PROMESSE

 

Drazan Gunjaca

Odio le promesse. Quelle di chiunque. Semplicemente, già da qualche tempo ho riempito il mio bicchiere d’illusioni e non so più dove metterle. Soprattutto non sopporto le cosiddette grandi promesse. Può darsi che sia invecchiato dentro di me di cent’anni, durante quest’ultima guerra quinquennale che passò rombando dalle nostre parti. Ma ai vecchi le promesse non significano molto. Da qualche parte nei miei libri ho scritto che per lo stato d’animo un anno bellico è uguale a venti anni del periodo di pace. Tanto peggio perché dopo la guerra ho capito che essa non finisce quando i fucili si calmano, ma soltanto quando si riesce a reprimerla abbastanza dalle teste dei sopravvissuti.
Da quando mi nauseano le promesse? Da quel momento che le stesse persone prima ci convincevano che sicuramente la guerra non ci sarà, ma questa stessa guerra, in pochi mesi, da qualcosa di inesistente si trasformò in una necessità impellente che veniva aspettata da secoli, come una via naturale verso la libertà… Chi ha dato loro il permesso di liberarmi? Non ascoltate le promesse di quelli che dichiarano che la vita è il valore più grande, soltanto quando essa è stata deposta sull’altare della patria. E ancora ti assicurano, morto come sei, di non esserlo per niente. Se i morti potessero sentire… O giudicare…
Dopo la guerra molte canaglie, furfanti e profittatori di tutti i tipi spiegano ai sopravvissuti perché loro pensano che ci abbiano liberato. Nel frattempo ci rimproverano l’ingratitudine verso quelli che loro hanno mandato a morire. Quelli che loro hanno sacrificato per noi ed a causa nostra.
Il mondo. La mia più grande e più dolorosa illusione. Non solo mia. La guerra è, tra l’altro, un periodo intensivo di negazione di tutto l’inaccettabile. Mi ci sono voluti anni per capire che a molti leader mondiali serviva questa nostra guerra. Perché? Non lo so. E se lo sapessi, non mi permetterei di dirlo ad alta voce. Non per paura, la paura mi ha già ucciso da un pezzo, ma per dignità verso quello che è rimasto di me. Per custodirlo, quel che sia.

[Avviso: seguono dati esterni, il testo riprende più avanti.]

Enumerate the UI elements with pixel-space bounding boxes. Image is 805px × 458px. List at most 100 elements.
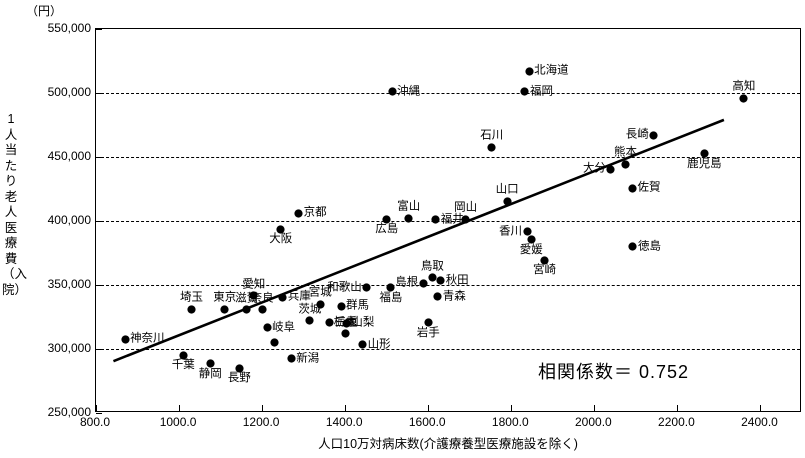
data-point xyxy=(700,150,708,158)
y-tick-label: 250,000 xyxy=(47,405,91,419)
data-point xyxy=(740,94,748,102)
data-point xyxy=(629,184,637,192)
x-axis-tick-labels: 800.0 1000.0 1200.0 1400.0 1600.0 1800.0 2000.… xyxy=(80,415,801,433)
x-tick-mark xyxy=(96,405,97,411)
gridline xyxy=(96,221,800,222)
data-point-label: 福岡 xyxy=(529,84,553,97)
x-tick-label: 2200.0 xyxy=(658,415,695,429)
y-tick-label: 450,000 xyxy=(47,149,91,163)
data-point xyxy=(424,319,432,327)
data-point xyxy=(258,306,266,314)
data-point-label: 徳島 xyxy=(637,239,661,252)
data-point-label: 鳥取 xyxy=(420,260,444,273)
data-point xyxy=(342,319,350,327)
data-point-label: 愛知 xyxy=(242,278,266,291)
data-point xyxy=(337,302,345,310)
data-point xyxy=(428,274,436,282)
data-point xyxy=(419,279,427,287)
gridline xyxy=(96,285,800,286)
data-point xyxy=(250,292,258,300)
data-point-label: 奈良 xyxy=(250,292,274,305)
y-tick-mark xyxy=(96,413,102,414)
data-point-label: 香川 xyxy=(499,225,523,238)
x-tick-label: 800.0 xyxy=(79,415,111,429)
x-tick-label: 1400.0 xyxy=(325,415,363,429)
data-point xyxy=(629,243,637,251)
data-point xyxy=(432,216,440,224)
data-point-label: 岡山 xyxy=(454,201,478,214)
data-point xyxy=(243,306,251,314)
data-point-label: 高知 xyxy=(732,80,756,93)
data-point xyxy=(121,335,129,343)
data-point-label: 岐阜 xyxy=(272,321,296,334)
data-point xyxy=(179,351,187,359)
y-tick-mark xyxy=(96,285,102,286)
data-point xyxy=(221,305,229,313)
data-point-label: 鹿児島 xyxy=(687,157,722,170)
data-point xyxy=(607,165,615,173)
x-tick-mark xyxy=(262,405,264,411)
data-point xyxy=(387,284,395,292)
plot-area: 北海道 福岡 沖縄 高知 長崎 石川 鹿児島 熊本 大分 佐賀 山口 京都 岡山 富山 広島 福井 大阪 香川 愛媛… xyxy=(95,28,801,414)
data-point-label: 長崎 xyxy=(625,128,649,141)
y-axis-unit-label: （円） xyxy=(26,4,63,18)
data-point xyxy=(462,215,470,223)
y-tick-mark xyxy=(96,93,102,94)
x-tick-label: 2000.0 xyxy=(574,415,612,429)
data-point xyxy=(503,197,511,205)
data-point-label: 宮崎 xyxy=(533,264,557,277)
data-point-label: 沖縄 xyxy=(397,84,421,97)
data-point xyxy=(622,160,629,168)
data-point xyxy=(525,67,533,75)
data-point-label: 富山 xyxy=(397,200,421,213)
y-tick-mark xyxy=(96,349,102,350)
data-point xyxy=(316,300,324,308)
data-point xyxy=(306,317,314,325)
data-point-label: 埼玉 xyxy=(180,291,204,304)
data-point xyxy=(263,324,271,332)
gridline xyxy=(96,349,800,350)
data-point xyxy=(341,330,349,338)
y-tick-label: 350,000 xyxy=(47,277,91,291)
data-point-label: 岩手 xyxy=(416,326,440,339)
y-axis-title: 1人当たり老人医療費（入院） xyxy=(2,112,28,297)
data-point-label: 島根 xyxy=(395,276,419,289)
data-point xyxy=(188,305,196,313)
data-point-label: 静岡 xyxy=(198,367,222,380)
data-point xyxy=(277,225,285,233)
data-point-label: 兵庫 xyxy=(287,290,311,303)
data-point-label: 北海道 xyxy=(534,64,569,77)
data-point xyxy=(521,88,529,96)
data-point-label: 山梨 xyxy=(351,316,375,329)
x-tick-label: 2400.0 xyxy=(741,415,778,429)
x-tick-label: 1600.0 xyxy=(408,415,446,429)
data-point-label: 栃木 xyxy=(333,316,357,329)
data-point xyxy=(287,355,295,363)
data-point-label: 千葉 xyxy=(171,359,195,372)
data-point-label: 愛媛 xyxy=(519,243,543,256)
data-point-label: 京都 xyxy=(303,206,327,219)
data-point-label: 東京 xyxy=(213,291,237,304)
y-tick-label: 500,000 xyxy=(47,85,91,99)
data-point-label: 群馬 xyxy=(346,299,370,312)
data-point xyxy=(271,339,279,347)
data-point xyxy=(541,256,549,264)
data-point xyxy=(523,228,531,236)
data-point-label: 滋賀 xyxy=(235,292,259,305)
x-tick-mark xyxy=(428,405,430,411)
y-tick-label: 300,000 xyxy=(47,341,91,355)
correlation-annotation: 相関係数＝ 0.752 xyxy=(538,362,690,382)
y-tick-mark xyxy=(96,29,102,30)
gridline xyxy=(96,93,800,94)
y-tick-label: 400,000 xyxy=(47,213,91,227)
data-point xyxy=(363,284,371,292)
data-point-label: 広島 xyxy=(375,223,399,236)
y-tick-label: 550,000 xyxy=(47,21,91,35)
data-point xyxy=(235,364,243,372)
data-point xyxy=(295,209,303,217)
data-point xyxy=(206,360,214,368)
x-tick-mark xyxy=(677,405,679,411)
data-point-label: 和歌山 xyxy=(327,280,362,293)
x-tick-label: 1800.0 xyxy=(491,415,529,429)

Iraq. Per alcuni quella guerra è finita, per altri è appena cominciata. Con altri mezzi. La guerra è un fenomeno molto conformistico. Può sfruttare tutto in ordine di persistere. In un modo o nell’altro. Oggi ho incontrato un mio collega ufficiale (ho dimenticato di menzionare che una volta fui anche ufficiale…) che cerca accanitamente di convincermi che gli Americani abbiano cominciato ad avvelenare i propri soldati, per dimostrare che i veleni bellici esistono davvero. Questo collega appartiene a quei servizi speciali… Gli dico che è matto, che è rimasto troppo a lungo con l’uniforme. Lui fa un cenno con la mano, trattandomi come un caso perso, che gli ultimi anni di avvocatura, e in seguito lo scrivere, hanno reso un tipico “civile perso”. Non ho commenti. Continuo a ripetere di non crederci, che questa non è la verità, che nessuno può fare questo a quei poveri ragazzi che ora muoiono nelle grandi tende piantate nella sabbia incandescente del deserto… Lui mi risponde, rivolto di spalle, che ho dimenticato di analizzare le cose in modo militare. Mi chiede, deridendomi, se mi ricordo di qualunque promessa sulla sicura esistenza di prove per questi veleni… Mi ricordo di molte cose, troppe…
Odio talmente le grandi promesse. Infine, sapete come distinguere le grandi promesse da quelle piccole? Dal numero di vittime.


Dražan Gunjaca è nato nel 1956 a Sinj. Conclusa l’istruzione militare a Spalato, ha servito per una decina di anni nell’ex marina militare jugoslava. Si è laureato in Giurisprudenza a Fiume. Da dieci anni è avvocato a Pola.
Nel 2001 ha scritto: Congedi Balcanici (Balkanski Rastanci), pubblicato con grande successo in Germania, Australia, USA, Jugoslavia, Bosnia Erzegovina, premiato al concorso internazionale sul tema della pace Sathyagraha 2002 (Riccione). È autore della raccolta di poesie Quando non ci sarò più (Kad me ne bude vise) e del romanzo Amore come pena, seguito dei Congedi Balcanici. E’ in via di pubblicazione A metà del cielo (Na Pola puta do neba), che rappresenta la prima parte della trilogia sulla guerra nei Balcani.
Questo testo, Promesse, è un testo inedito che la rivista Sagarana pubblica in anteprima in Italia.